Forsythe (OPS+ 106) has more power than Everth and his wOBA (.325) outpaces Cabrera (.291). Couple of interesting things in the line: Despite Cabrera’s impressive speed, he only had 6 more doubles than Forsythe and they had the same number of triples. Also, Everth is a strikeout machine. He struck out approximately 25% of the times he walked to the plate. In contrast, Forsythe struck out just over 16% of the time.
Despite a rather impressive ability to steal bases, Forsythe is clearly the better offensive player.
- Forsythe (2012): 21.2 innings at short, +1 (Dewan Plus/Minus), 1 Run Saved.
- Cabrera (2012): 915.1 innings at short, 0 Plus/Minus, -4 Runs Saved.
It is very difficult to compare these two players defensively. Forsythe has played 24 innings total at short in the major leagues, meaning his defensive numbers above exemplify ‘small sample size’. He has no real experience at shortstop at all as a professional; his minor league stats page says he’s played 9 games at SS in his career. The only encouraging note out of that bombshell is all 9 games have been in the past 2 seasons. We simply don’t know how he would hold up as a defensive shortstop over a season, half a season, a month, or even a week of everyday play. He is a converted third baseman, so it stands to reason he’d be more comfortable on that side of the diamond, for what that’s worth, if he had more time at shortstop.
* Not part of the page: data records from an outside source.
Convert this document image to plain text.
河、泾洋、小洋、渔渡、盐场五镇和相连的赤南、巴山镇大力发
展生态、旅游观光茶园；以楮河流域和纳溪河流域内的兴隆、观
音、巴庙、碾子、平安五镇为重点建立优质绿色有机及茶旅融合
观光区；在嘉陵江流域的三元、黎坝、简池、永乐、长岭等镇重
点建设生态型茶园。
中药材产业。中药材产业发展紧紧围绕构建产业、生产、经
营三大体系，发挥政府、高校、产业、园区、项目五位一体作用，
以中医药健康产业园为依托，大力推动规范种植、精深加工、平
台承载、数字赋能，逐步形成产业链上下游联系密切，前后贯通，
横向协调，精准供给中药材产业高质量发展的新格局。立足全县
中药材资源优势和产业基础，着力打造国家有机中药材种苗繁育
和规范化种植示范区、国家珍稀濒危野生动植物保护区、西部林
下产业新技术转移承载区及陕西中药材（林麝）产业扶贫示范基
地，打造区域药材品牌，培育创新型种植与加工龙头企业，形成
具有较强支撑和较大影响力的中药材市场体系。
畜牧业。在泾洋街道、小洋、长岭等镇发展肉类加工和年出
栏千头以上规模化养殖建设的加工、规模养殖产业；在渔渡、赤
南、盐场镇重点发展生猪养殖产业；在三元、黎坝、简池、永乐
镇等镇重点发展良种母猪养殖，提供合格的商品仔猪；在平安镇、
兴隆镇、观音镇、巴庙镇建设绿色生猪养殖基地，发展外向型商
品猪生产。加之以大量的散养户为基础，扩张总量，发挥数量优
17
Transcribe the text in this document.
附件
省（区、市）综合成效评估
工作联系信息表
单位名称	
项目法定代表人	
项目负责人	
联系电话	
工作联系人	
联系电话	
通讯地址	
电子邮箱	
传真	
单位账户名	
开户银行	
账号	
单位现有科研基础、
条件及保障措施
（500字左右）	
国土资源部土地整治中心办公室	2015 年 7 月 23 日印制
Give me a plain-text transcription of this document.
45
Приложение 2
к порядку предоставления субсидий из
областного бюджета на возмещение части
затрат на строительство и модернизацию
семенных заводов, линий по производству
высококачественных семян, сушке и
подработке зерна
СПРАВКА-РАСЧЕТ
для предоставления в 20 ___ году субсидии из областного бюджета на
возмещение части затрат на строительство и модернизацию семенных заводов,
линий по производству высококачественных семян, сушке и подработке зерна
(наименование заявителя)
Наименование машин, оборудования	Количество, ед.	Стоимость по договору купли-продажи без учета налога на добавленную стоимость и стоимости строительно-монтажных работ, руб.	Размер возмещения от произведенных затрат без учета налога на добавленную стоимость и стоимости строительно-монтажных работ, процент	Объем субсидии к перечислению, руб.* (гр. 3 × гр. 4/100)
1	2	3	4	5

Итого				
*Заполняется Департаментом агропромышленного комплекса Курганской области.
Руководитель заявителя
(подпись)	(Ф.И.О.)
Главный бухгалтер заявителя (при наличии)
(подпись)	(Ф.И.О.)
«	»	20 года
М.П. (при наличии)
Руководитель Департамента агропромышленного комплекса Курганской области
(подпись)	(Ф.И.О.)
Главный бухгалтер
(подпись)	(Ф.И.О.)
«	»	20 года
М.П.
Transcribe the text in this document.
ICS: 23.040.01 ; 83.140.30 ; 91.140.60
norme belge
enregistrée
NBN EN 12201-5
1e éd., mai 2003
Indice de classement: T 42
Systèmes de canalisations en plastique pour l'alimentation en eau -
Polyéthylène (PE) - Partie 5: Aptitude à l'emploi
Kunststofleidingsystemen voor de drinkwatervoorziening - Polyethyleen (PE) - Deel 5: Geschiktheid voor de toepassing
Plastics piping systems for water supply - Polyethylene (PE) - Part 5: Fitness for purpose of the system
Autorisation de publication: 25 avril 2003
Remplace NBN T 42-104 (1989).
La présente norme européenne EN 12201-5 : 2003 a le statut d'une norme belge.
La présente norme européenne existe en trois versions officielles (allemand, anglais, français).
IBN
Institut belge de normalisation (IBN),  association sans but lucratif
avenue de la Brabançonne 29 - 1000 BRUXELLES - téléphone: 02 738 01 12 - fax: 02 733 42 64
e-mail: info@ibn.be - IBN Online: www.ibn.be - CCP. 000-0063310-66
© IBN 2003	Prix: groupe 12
Cabrera is an average or slightly below average defensive shortstop based on the above numbers. He was a below average shortstop in 2009 , his only other season we have a lot of major league data for (over 850 innings, -10 Plus/Minus, -8 Runs Saved). Actually, if those numbers tell us anything it’s that Cabrera has improved quite a bit defensively since his 2009 campaign.
When faced with a choice between a guy with no experience at the position and a guy with tons of experience, who might be a little suspect with the glove, the decision is simple. Cabrera is the better choice defensively at this point.
So why Cabrera? The answer is his experience playing short, as well as his ability (once on the bases) to pressure the defense with his speed. Is this the the right call? There’s a reason Forsythe will get a long look at short this spring, and that’s because he has more potential as an offensive player than Everth does. Cabrera is what he is – a slap hitter with great speed. Forsythe could be a 10-20 HR guy if played everyday, especially with the new PETCO dimensions this year (Bill James projects him for 5 HR in 344 PA in 2013). The Padres need a better bat at short.
It’s understandable why Everth Cabrera is the incumbent. It would be better for the Padres offensive production if Logan Forsythe out-plays him defensively in Peoria.